The Mediterranean Coast was hit hardest by the crisis
The Mediterranean Coast was hit hardest by the crisis

Mediterranean Coast hit hardest by the crisis

The Tinsa IMIE General Index and Large Markets, which is calculated from the appraisals of finished housing (new and used), collects each month the interannual variation of the value of a m² of property and its level with respect to 2001 (base 1,000) in five representative areas that make up the housing market: “Capitals and large cities”; “Metropolitan areas”; “Mediterranean coast”, “Balearic and Canary Islands”, and “Other municipalities”.

The group “Capitals and large cities” led the price increases in Spain in 2017, with an interannual increase of 7.5% in December. This was 3 points higher than the national average which stood at 4.5%. The average value of housing remains at levels similar to those seen in November 2013, with a cumulative decrease of 38.6% since 2007.

“The residential market has been characterized by moderate price increases in 2017 and we expect this trend to continue in 2018, with average growth of less than 5%. Although there will still be significant differences between territories, the recovery will be extended to a greater number of locations. The big capitals will continue to be the most active markets, although they will undoubtedly soften the growth rates we have seen this year,” said Jorge Ripoll, director of the Tinsa Research Service.

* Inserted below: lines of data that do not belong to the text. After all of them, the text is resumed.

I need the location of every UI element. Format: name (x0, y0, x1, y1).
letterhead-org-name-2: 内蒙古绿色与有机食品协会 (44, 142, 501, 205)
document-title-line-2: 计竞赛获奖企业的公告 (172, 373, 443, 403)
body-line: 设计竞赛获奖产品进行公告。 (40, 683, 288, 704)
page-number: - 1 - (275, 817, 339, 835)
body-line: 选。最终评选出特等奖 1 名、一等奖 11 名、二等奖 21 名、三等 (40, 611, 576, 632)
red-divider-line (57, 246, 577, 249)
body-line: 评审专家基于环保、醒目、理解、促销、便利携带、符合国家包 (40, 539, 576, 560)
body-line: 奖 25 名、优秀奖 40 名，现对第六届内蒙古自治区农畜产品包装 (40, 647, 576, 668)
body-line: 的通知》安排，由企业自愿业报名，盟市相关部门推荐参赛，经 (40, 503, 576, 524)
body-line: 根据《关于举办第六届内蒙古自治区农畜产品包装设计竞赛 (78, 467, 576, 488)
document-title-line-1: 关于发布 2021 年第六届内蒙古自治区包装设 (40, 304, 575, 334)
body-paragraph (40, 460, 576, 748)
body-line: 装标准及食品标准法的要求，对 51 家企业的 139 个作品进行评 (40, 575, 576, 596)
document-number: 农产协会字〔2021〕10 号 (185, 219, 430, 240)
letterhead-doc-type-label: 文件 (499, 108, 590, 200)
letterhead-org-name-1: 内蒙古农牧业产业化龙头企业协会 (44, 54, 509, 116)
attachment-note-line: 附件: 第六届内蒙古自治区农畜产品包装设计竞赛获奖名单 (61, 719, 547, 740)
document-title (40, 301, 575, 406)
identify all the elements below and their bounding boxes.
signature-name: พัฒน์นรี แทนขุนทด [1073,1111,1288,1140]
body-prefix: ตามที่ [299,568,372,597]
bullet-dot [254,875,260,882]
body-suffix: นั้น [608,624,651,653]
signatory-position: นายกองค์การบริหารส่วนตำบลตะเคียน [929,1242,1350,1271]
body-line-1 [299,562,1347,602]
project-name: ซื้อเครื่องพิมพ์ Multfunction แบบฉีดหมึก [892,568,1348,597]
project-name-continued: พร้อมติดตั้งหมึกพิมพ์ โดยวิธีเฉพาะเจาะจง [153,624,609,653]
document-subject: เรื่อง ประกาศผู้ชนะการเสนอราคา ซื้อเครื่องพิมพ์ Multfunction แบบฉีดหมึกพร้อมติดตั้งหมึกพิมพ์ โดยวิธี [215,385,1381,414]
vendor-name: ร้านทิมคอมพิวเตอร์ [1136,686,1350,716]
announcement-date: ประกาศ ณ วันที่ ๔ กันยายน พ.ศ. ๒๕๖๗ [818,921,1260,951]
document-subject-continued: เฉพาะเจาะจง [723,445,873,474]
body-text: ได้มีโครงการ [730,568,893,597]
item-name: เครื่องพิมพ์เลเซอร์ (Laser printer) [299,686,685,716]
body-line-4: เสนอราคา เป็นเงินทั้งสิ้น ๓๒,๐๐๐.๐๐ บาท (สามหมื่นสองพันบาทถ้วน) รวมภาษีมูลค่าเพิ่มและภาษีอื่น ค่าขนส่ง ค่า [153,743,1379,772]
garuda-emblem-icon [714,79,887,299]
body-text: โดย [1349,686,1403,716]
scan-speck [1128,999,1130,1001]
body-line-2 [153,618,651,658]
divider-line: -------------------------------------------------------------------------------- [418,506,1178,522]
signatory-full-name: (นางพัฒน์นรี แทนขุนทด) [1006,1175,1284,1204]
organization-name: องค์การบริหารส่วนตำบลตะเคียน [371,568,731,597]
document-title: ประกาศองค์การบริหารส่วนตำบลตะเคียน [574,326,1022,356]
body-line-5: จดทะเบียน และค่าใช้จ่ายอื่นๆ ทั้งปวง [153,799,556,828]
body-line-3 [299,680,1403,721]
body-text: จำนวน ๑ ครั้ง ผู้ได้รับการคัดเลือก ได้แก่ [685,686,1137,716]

The good tone of the market, encouraged by positive forecasts of economic growth and the labour market, will result in an increase of between 10% and 15% in the purchase and sale of homes, which will exceed 550,000 transactions. “As confidence grows and salaries are normalized, part of the rental demand will begin to move to the purchase,” said Ripoll, who estimates the increase in the number of new construction visas will hit around 20% in 2018.

Housing prices accelerated in 2017 following slower growth of only 1.7% year-on-year in 2016. Following the increases in the category “Capitals and large cities”, the next largest increase in the average price was seen in the “Mediterranean coast”. These areas saw an interannual increase of 5.7%, followed by “Balearic and Canary Islands”, with an increase of 3.8% in December, when compared to the previous year.

2017 marked the start of recovery in the “Metropolitan areas”, with average price increases of 3.7% in December, compared to the 0.6% year-on-year increase recorded in the previous December. The smallest localities, grouped in “Other municipalities”, maintained their prices with hardly any changes (-0.4%).

Variation from Maximum

The average price of housing in Spain remains 38.6% below the maximum levels reached in 2007. The “Mediterranean Coast”, has been most punished by the crisis with current prices being 45.8% below the maximums. The category “Metropolitan areas” has also suffered with prices being 42.7% below 2007 values. Prices in the category “Capitals and large cities” are close to the average being 39.9% lower. Both “Balearic and Canary Islands” and “Other municipalities” show decreases lower than the national average: 28% in the case of the islands and 37.2% in the other cities.